CodeQL library for C/C++
codeql/cpp-all 2.1.1-dev (changelog, source)
Index
Search

Module IR

Provides classes that describe the Intermediate Representation (IR) of the program.

The IR is a representation of the semantics of the program, with very little dependence on the syntax that was used to write the program. For example, in C++, the statements i += 1;, i++, and ++i all have the same semantic effect, but appear in the AST as three different types of Expr node. In the IR, all three statements are broken down into a sequence of fundamental operations similar to:

r1(int*) = VariableAddress[i]  // Compute the address of variable `i`
r2(int) = Load &:r1, m0  // Load the value of `i`
r3(int) = Constant[1]  // An integer constant with the value `1`
r4(int) = Add r2, r3  // Add `1` to the value of `i`
r5(int) = Store &r1, r4  // Store the new value back into the variable `i`

This allows IR-based analysis to focus on the fundamental operations, rather than having to be concerned with the various ways of expressing those operations in source code.

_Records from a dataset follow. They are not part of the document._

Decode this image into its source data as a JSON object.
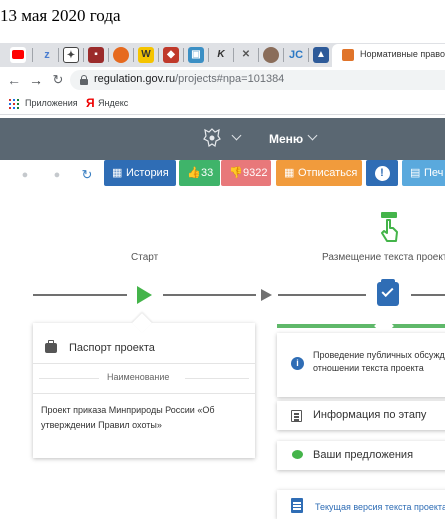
{
  "caption": "13 мая 2020 года",
  "browser": {
    "tab_title": "Нормативные правовые",
    "url_host": "regulation.gov.ru",
    "url_path": "/projects#npa=101384"
  },
  "bookmarks": {
    "apps": "Приложения",
    "yandex": "Яндекс"
  },
  "site_header": {
    "menu": "Меню"
  },
  "toolbar": {
    "history": "История",
    "likes": "33",
    "dislikes": "9322",
    "unsubscribe": "Отписаться",
    "print": "Печ"
  },
  "stages": {
    "start": "Старт",
    "placement": "Размещение текста проект"
  },
  "left_card": {
    "passport": "Паспорт проекта",
    "name_header": "Наименование",
    "name_value": "Проект приказа Минприроды России «Об утверждении Правил охоты»"
  },
  "right_panel": {
    "discussion": "Проведение публичных обсужд отношении текста проекта",
    "stage_info": "Информация по этапу",
    "proposals": "Ваши предложения",
    "current_version": "Текущая версия текста проекта"
  },
  "colors": {
    "header_bg": "#5a6772",
    "history_btn": "#2f6db5",
    "likes_btn": "#3fb46a",
    "dislikes_btn": "#e8787a",
    "unsubscribe_btn": "#f19b3c",
    "info_btn": "#2f6db5",
    "print_btn": "#5aa9dd",
    "accent_green": "#5fb86a",
    "play_green": "#44b44a"
  }
}
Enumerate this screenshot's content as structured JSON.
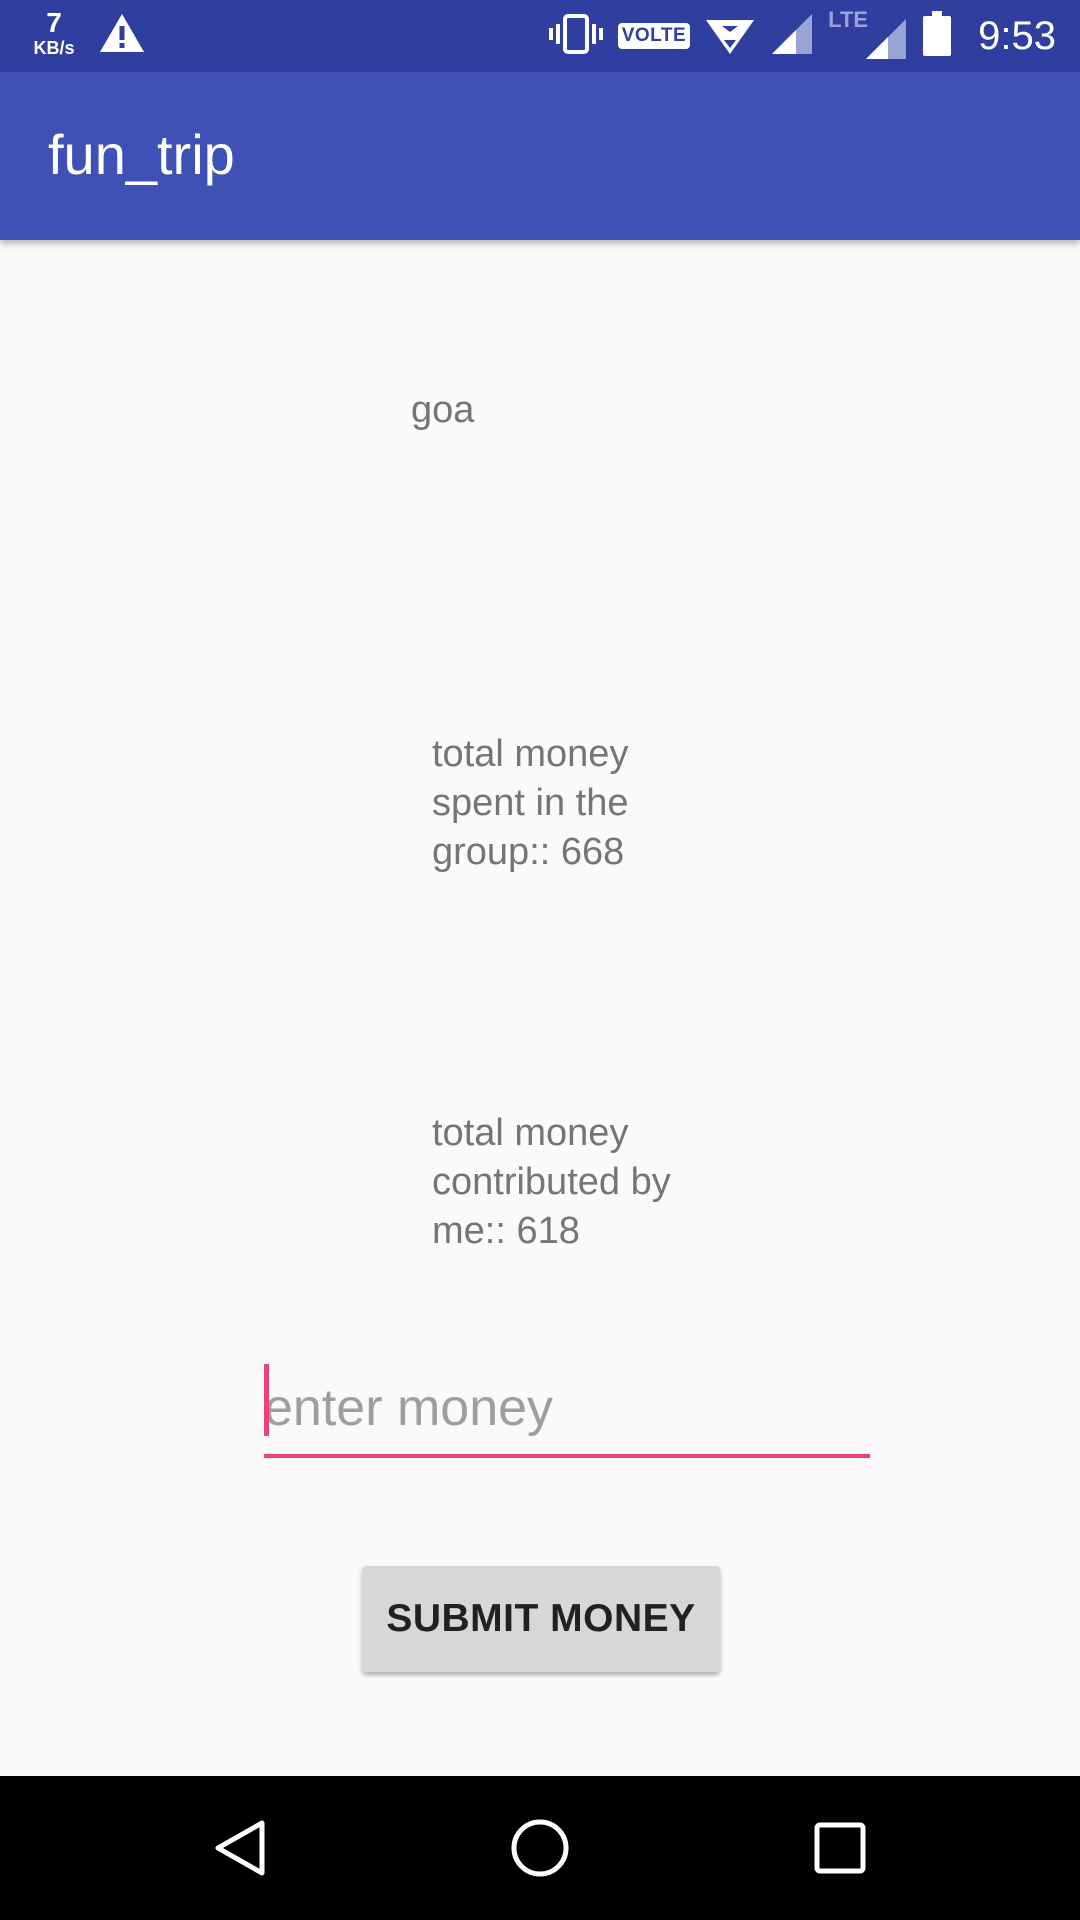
{
  "status_bar": {
    "net_speed_value": "7",
    "net_speed_unit": "KB/s",
    "volte_label": "VOLTE",
    "lte_label": "LTE",
    "time": "9:53",
    "icons": [
      "warning-icon",
      "vibrate-icon",
      "volte-icon",
      "wifi-icon",
      "signal-icon",
      "signal-icon",
      "battery-icon"
    ]
  },
  "app_bar": {
    "title": "fun_trip"
  },
  "main": {
    "trip_name": "goa",
    "total_spent_text": "total money\nspent in the\ngroup:: 668",
    "my_contribution_text": "total money\ncontributed by\nme::  618",
    "money_input": {
      "value": "",
      "placeholder": "enter money"
    },
    "submit_button_label": "SUBMIT MONEY"
  },
  "nav_bar": {
    "icons": [
      "back-icon",
      "home-icon",
      "recent-apps-icon"
    ]
  },
  "colors": {
    "status_bar": "#303f9f",
    "app_bar": "#3f51b5",
    "accent": "#ec407a",
    "background": "#fafafa",
    "button": "#d6d7d7"
  }
}
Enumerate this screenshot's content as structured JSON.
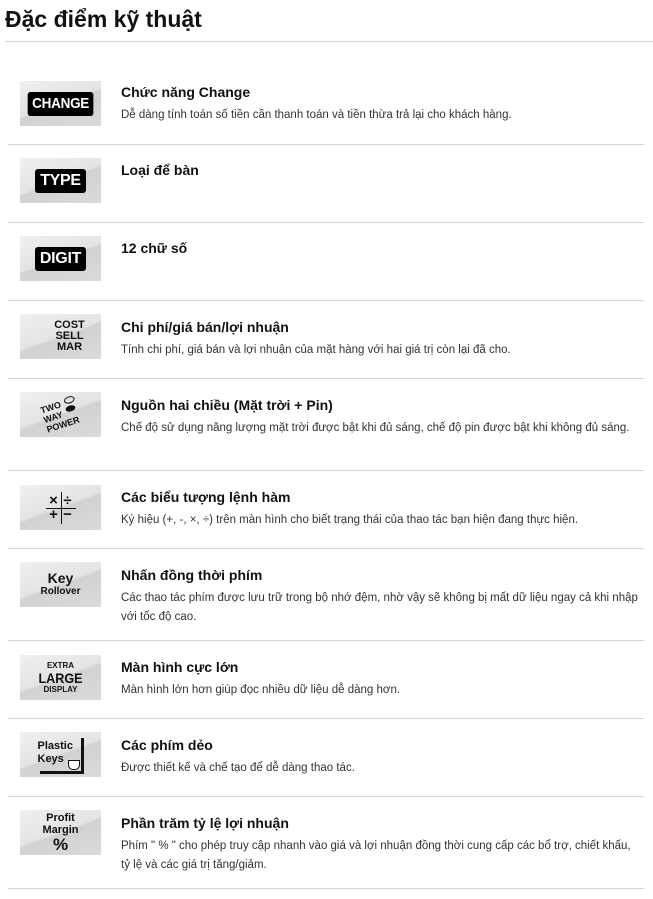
{
  "page": {
    "title": "Đặc điểm kỹ thuật"
  },
  "features": [
    {
      "icon": "change-icon",
      "icon_text": [
        "CHANGE"
      ],
      "title": "Chức năng Change",
      "description": "Dễ dàng tính toán số tiền cần thanh toán và tiền thừa trả lại cho khách hàng."
    },
    {
      "icon": "type-icon",
      "icon_text": [
        "TYPE"
      ],
      "title": "Loại để bàn",
      "description": ""
    },
    {
      "icon": "digit-icon",
      "icon_text": [
        "DIGIT"
      ],
      "title": "12 chữ số",
      "description": ""
    },
    {
      "icon": "cost-sell-margin-icon",
      "icon_text": [
        "COST",
        "SELL",
        "MAR"
      ],
      "title": "Chi phí/giá bán/lợi nhuận",
      "description": "Tính chi phí, giá bán và lợi nhuận của mặt hàng với hai giá trị còn lại đã cho."
    },
    {
      "icon": "two-way-power-icon",
      "icon_text": [
        "TWO",
        "WAY",
        "POWER"
      ],
      "title": "Nguồn hai chiều (Mặt trời + Pin)",
      "description": "Chế độ sử dụng năng lượng mặt trời được bật khi đủ sáng, chế độ pin được bật khi không đủ sáng."
    },
    {
      "icon": "operator-symbols-icon",
      "icon_text": [
        "×",
        "÷",
        "+",
        "−"
      ],
      "title": "Các biểu tượng lệnh hàm",
      "description": "Ký hiệu (+, -, ×, ÷) trên màn hình cho biết trạng thái của thao tác bạn hiện đang thực hiện."
    },
    {
      "icon": "key-rollover-icon",
      "icon_text": [
        "Key",
        "Rollover"
      ],
      "title": "Nhấn đồng thời phím",
      "description": "Các thao tác phím được lưu trữ trong bộ nhớ đệm, nhờ vậy sẽ không bị mất dữ liệu ngay cả khi nhập với tốc độ cao."
    },
    {
      "icon": "extra-large-display-icon",
      "icon_text": [
        "EXTRA",
        "LARGE",
        "DISPLAY"
      ],
      "title": "Màn hình cực lớn",
      "description": "Màn hình lớn hơn giúp đọc nhiều dữ liệu dễ dàng hơn."
    },
    {
      "icon": "plastic-keys-icon",
      "icon_text": [
        "Plastic",
        "Keys"
      ],
      "title": "Các phím dẻo",
      "description": "Được thiết kế và chế tạo để dễ dàng thao tác."
    },
    {
      "icon": "profit-margin-icon",
      "icon_text": [
        "Profit",
        "Margin",
        "%"
      ],
      "title": "Phần trăm tỷ lệ lợi nhuận",
      "description": "Phím \" % \" cho phép truy cập nhanh vào giá và lợi nhuận đồng thời cung cấp các bổ trợ, chiết khấu, tỷ lệ và các giá trị tăng/giảm."
    }
  ]
}
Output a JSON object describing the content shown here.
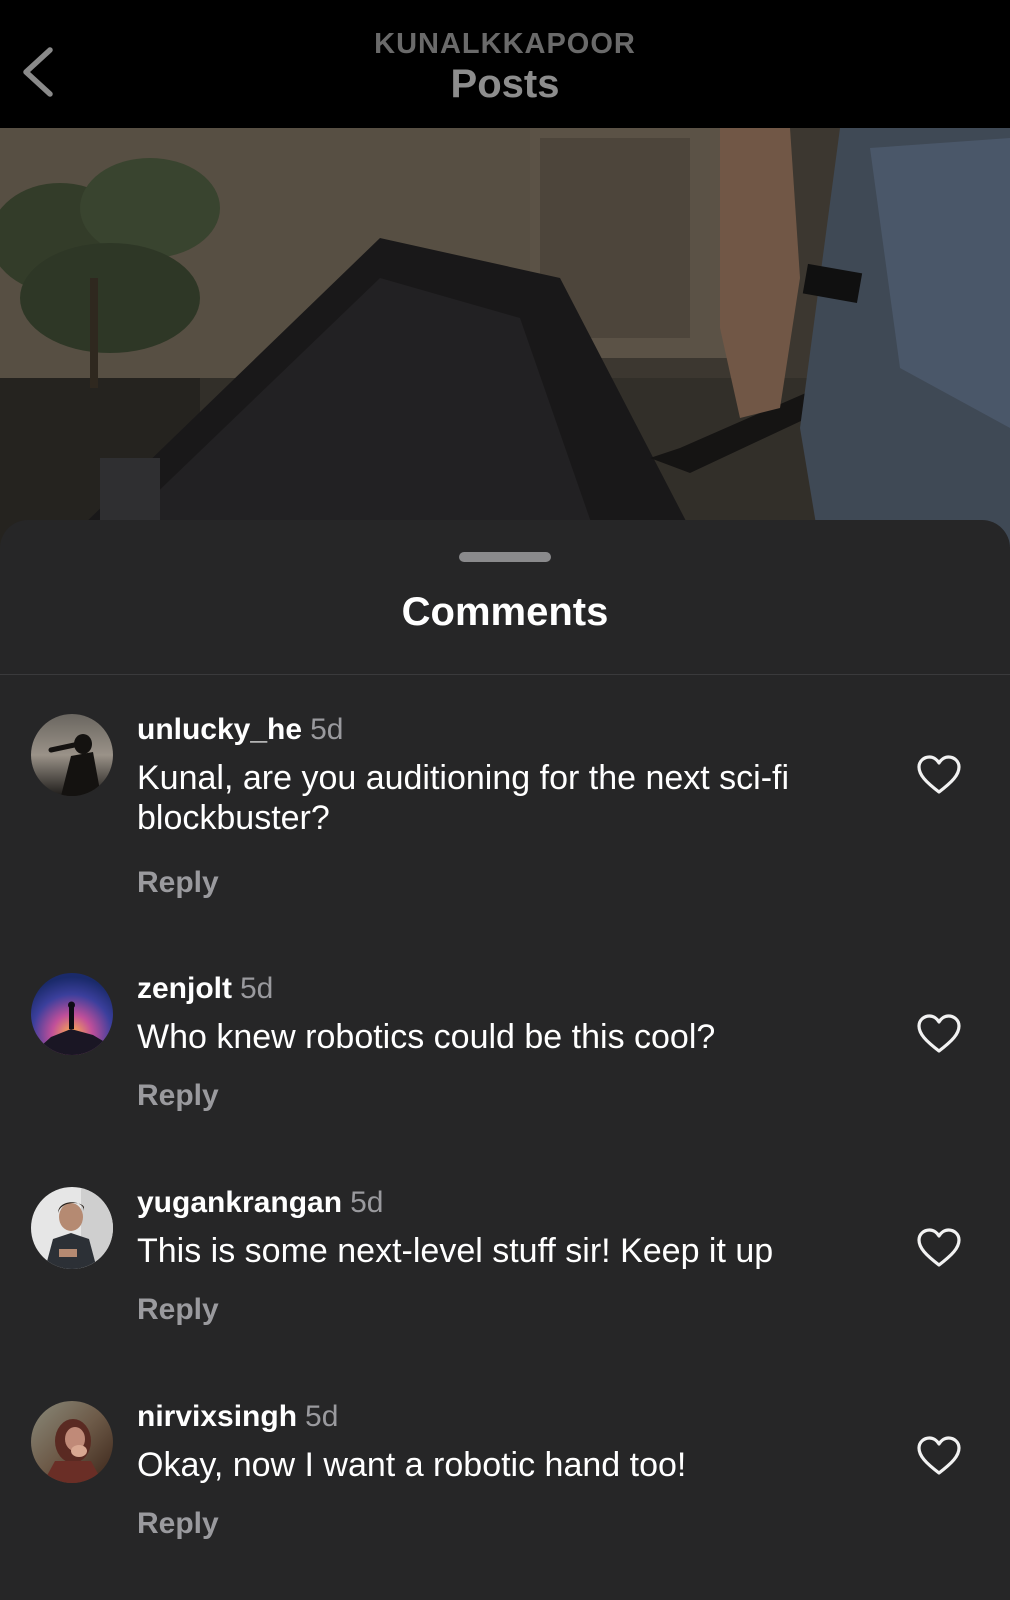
{
  "header": {
    "account": "KUNALKKAPOOR",
    "title": "Posts"
  },
  "icons": {
    "back": "chevron-left-icon",
    "like": "heart-outline-icon"
  },
  "sheet": {
    "title": "Comments"
  },
  "comments": [
    {
      "username": "unlucky_he",
      "time": "5d",
      "text": "Kunal, are you auditioning for the next sci-fi blockbuster?",
      "reply": "Reply"
    },
    {
      "username": "zenjolt",
      "time": "5d",
      "text": "Who knew robotics could be this cool?",
      "reply": "Reply"
    },
    {
      "username": "yugankrangan",
      "time": "5d",
      "text": "This is some next-level stuff sir! Keep it up",
      "reply": "Reply"
    },
    {
      "username": "nirvixsingh",
      "time": "5d",
      "text": "Okay, now I want a robotic hand too!",
      "reply": "Reply"
    }
  ],
  "colors": {
    "sheet_background": "#262627",
    "primary_text": "#ffffff",
    "secondary_text": "#9a9a9e"
  }
}
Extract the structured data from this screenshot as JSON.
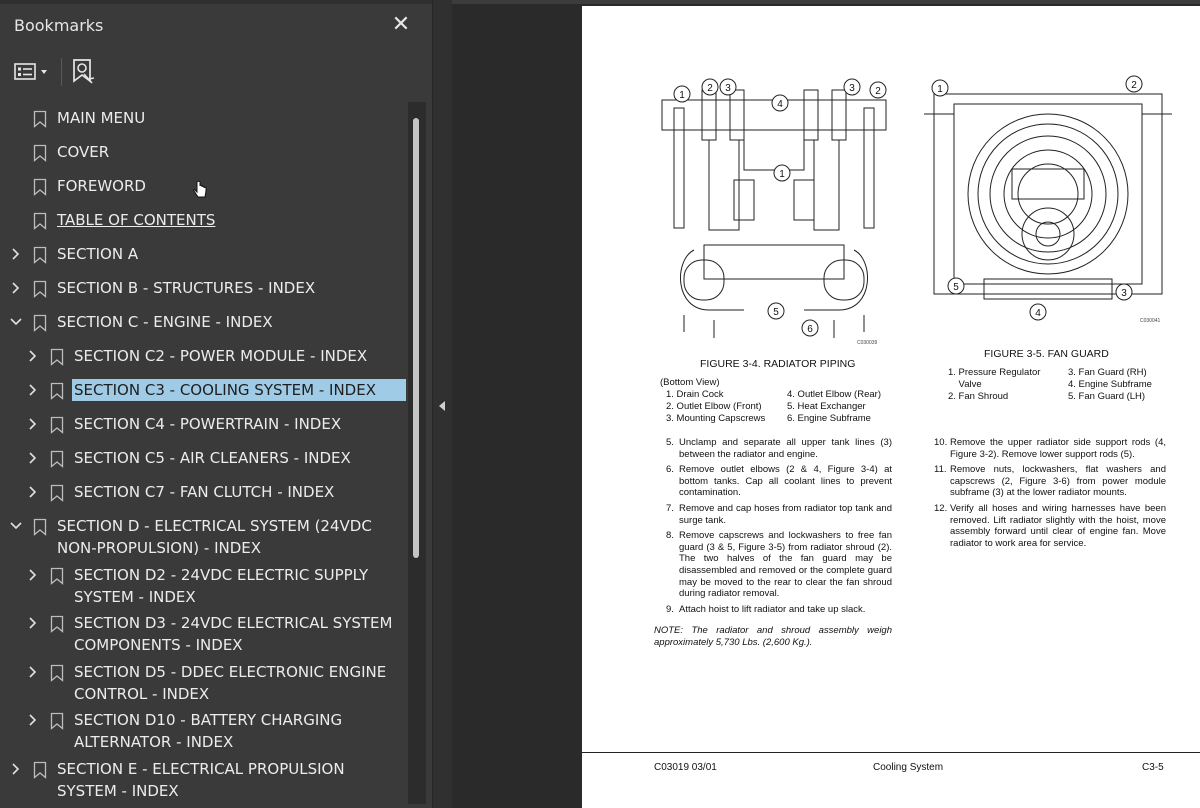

The key classes in the IR are:

  • IRFunction - Contains the IR for an entire function definition, including all of that function’s Instructions, IRBlocks, and IRVariables.
  • Instruction - A single operation in the IR. An instruction specifies the operation to be performed, the operands that produce the inputs to that operation, and the type of the result of the operation. Control flows from an Instruction to one of a set of successor Instructions.
  • Operand - An input value of an Instruction. All inputs of an Instruction are explicitly represented as Operands, even if the input was implicit in the source code. An Operand has a link to the Instruction that consumes its value (its “use”) and a link to the Instruction that produces its value (its “definition”).
  • IRVariable - A variable accessed by the IR for a particular function. An IRVariable is created for each variable directly accessed by the function. In addition, IRVariables are created to represent certain temporary storage locations that do not have explicitly declared variables in the source code, such as the return value of the function.
  • IRBlock - A “basic block” in the control flow graph of a function. An IRBlock contains a sequence of instructions such that control flow can only enter the block at the first instruction, and can only leave the block from the last instruction.
  • IRType - The type of a value accessed in the IR. Unlike the Type class in the AST, IRType is language-neutral. For example, in C++, unsigned int, char32_t, and wchar_t might all be represented as the IRType uint4, a four-byte unsigned integer.

Import path

import semmle.code.cpp.ir.implementation.aliased_ssa.IR

Imports

EdgeKind

Provides classes that specify the conditions under which control flows along a given edge.

IRBlock

Provides classes describing basic blocks in the IR of a function.

IRFunction

Provides the class IRFunction, which represents the Intermediate Representation for the definition of a function.

IRType

Minimal, language-neutral type system for the IR.

IRVariable

Provides classes that represent variables accessed by the IR.

Instruction

Provides classes that represent the individual instructions in the IR for a function.

MemoryAccessKind

Provides classes that describe how a particular Instruction or its operands access memory.

Operand

Provides classes that represent the input values of IR instructions.

Classes

IRPropertyProvider

A class that provides additional properties to be dumped for IR instructions and blocks when using the PrintIR module. Libraries that compute additional facts about IR elements can extend the single instance of this class to specify the additional properties computed by the library.